Court Opinion

ID: 4497837
Source: CourtListenerOpinion
Date Created: 2020-01-23 18:15:38.263915+00
Date Added: 2024-06-11T15:04:05.362679
License: Public Domain

Black,
dissenting: I respectfully dissent from the conclusion reached in the majority opinion.
Petitioner, the settlor of the trusts, reserved to herself in each of the trust indentures, “the right to modify, alter, or entirely revoke this instrument at any time after January 15,1936, as to all or any part of the trust herein created, etc.” It seems to me this reserved power in the grantor brings the trusts squarely within the provisions of section 166 of the [Revenue Act of 1934, relating to revocable trusts. It may be true, as the majority opinion points out, that subsequent events might happen, such as the settlor’s death prior to January 15, 1936, which would completely divest her of the power to revoke these trusts. Such a condition subsequent had not, however, happened during the taxable years here in question.

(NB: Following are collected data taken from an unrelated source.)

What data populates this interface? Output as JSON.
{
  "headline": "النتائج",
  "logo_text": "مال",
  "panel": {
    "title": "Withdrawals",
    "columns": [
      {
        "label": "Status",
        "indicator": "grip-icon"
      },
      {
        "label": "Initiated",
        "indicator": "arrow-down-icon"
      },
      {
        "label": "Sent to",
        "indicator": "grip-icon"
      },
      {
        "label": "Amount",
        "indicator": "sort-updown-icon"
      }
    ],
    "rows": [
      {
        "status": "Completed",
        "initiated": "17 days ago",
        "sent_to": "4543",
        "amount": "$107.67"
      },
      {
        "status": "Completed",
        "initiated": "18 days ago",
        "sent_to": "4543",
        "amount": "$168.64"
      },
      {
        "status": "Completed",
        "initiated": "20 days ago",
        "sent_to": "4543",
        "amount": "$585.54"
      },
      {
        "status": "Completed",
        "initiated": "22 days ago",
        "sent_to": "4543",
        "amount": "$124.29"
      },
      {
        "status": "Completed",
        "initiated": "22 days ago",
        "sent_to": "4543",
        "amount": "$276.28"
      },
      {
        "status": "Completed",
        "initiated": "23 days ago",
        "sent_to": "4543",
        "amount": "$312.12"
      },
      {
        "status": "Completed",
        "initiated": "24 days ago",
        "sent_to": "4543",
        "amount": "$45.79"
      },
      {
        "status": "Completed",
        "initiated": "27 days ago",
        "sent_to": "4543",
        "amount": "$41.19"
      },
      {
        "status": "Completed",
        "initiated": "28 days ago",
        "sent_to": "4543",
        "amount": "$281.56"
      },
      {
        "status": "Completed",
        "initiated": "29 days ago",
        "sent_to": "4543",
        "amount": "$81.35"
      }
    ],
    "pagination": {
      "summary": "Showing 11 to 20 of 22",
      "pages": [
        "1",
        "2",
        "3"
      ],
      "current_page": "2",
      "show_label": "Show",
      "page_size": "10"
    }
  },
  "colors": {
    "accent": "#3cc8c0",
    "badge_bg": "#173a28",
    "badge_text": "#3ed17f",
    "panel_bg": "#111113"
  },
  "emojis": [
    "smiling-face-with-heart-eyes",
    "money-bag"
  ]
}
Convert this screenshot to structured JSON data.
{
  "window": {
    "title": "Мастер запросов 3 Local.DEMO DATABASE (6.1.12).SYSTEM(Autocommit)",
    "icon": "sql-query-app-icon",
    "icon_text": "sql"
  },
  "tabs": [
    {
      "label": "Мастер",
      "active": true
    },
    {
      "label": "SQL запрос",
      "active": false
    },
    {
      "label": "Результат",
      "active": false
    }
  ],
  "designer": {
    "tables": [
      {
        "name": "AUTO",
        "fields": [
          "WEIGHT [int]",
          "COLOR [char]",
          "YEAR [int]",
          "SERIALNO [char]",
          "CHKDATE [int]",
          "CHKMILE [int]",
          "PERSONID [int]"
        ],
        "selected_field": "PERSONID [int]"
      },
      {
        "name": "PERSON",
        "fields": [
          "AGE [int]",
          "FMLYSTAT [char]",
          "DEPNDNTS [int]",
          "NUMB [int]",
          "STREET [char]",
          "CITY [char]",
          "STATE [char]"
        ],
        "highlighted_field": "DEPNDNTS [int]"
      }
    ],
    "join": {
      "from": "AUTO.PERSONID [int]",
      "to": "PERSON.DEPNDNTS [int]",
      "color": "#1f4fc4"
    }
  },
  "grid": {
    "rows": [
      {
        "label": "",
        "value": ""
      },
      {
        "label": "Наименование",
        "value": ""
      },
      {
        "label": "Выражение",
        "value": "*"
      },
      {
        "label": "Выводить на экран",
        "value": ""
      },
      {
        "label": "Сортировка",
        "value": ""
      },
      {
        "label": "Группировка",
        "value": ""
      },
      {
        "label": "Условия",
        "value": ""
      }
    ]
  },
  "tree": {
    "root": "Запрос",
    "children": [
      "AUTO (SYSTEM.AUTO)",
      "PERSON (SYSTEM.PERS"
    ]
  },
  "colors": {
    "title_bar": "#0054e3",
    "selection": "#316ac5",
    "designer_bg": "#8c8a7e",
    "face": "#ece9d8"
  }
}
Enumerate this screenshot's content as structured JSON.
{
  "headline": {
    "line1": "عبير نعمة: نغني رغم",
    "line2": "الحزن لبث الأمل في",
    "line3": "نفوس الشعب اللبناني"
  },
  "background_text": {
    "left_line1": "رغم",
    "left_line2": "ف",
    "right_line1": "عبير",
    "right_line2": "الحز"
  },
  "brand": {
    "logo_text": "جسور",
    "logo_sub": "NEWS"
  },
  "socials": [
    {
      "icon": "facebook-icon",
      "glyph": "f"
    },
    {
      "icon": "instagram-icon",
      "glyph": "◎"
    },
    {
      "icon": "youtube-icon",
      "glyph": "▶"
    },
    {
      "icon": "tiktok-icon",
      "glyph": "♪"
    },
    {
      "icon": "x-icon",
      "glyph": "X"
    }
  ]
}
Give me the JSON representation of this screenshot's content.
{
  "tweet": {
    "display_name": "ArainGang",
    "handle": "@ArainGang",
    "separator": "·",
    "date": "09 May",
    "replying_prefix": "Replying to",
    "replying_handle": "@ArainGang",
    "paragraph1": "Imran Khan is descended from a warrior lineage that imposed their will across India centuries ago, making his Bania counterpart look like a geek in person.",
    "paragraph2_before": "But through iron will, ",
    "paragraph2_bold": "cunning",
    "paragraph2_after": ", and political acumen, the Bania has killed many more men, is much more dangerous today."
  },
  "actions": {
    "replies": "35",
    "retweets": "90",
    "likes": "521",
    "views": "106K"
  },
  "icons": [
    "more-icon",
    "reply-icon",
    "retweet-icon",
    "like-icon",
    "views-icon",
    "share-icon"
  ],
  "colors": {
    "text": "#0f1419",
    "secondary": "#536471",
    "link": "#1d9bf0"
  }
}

During the taxable years 1934 and 1935 the settlor of the trusts was living and, in my judgment, was completely vested with a power to revoke the trusts, although such power was not exercisable until after January 15,1936, and this, I think, brings the trusts within the provisions of section 166, even though such power could not be exercised until then. Such cases as Corning v. Commissioner, 104 Fed. (2d) 329, and John Edward Rovensky, 37 B. T. A. 702, in my1 judgment, are not in point and do not support the conclusions reached in the majority opinion. In those cases the power to revoke the trusts was not vested in the grantor of the trusts during the taxable year, but was to vest only upon the happening of some future contingency, which might never happen. That fact I think makes the Corning case and the Rovensky case easily distinguishable from the instant case.
As I have already stated, I think the facts of the instant case bring it squarely within the provisions of section 166 of the [Revenue Act of 1934, and, unless that section is unconstitutional when applied to such a situation as we have here, it seems to me that we must give it *1119effect and tax the income of such trusts to the grantor thereof. Considering the nature of the trusts and that the beneficiaries werei petitioner’s four children, and that petitioner retained the unqualified right to revoke the trusts and revest in. herself the corpus after the lapse of only a few years, I see nothing to indicate that section 166, when applied to such a situation, is unconstitutional. Cf. DuPont v. Commissioner, 289 U. S. 685.
Murdock, Turner, and DisNey agree with this dissent.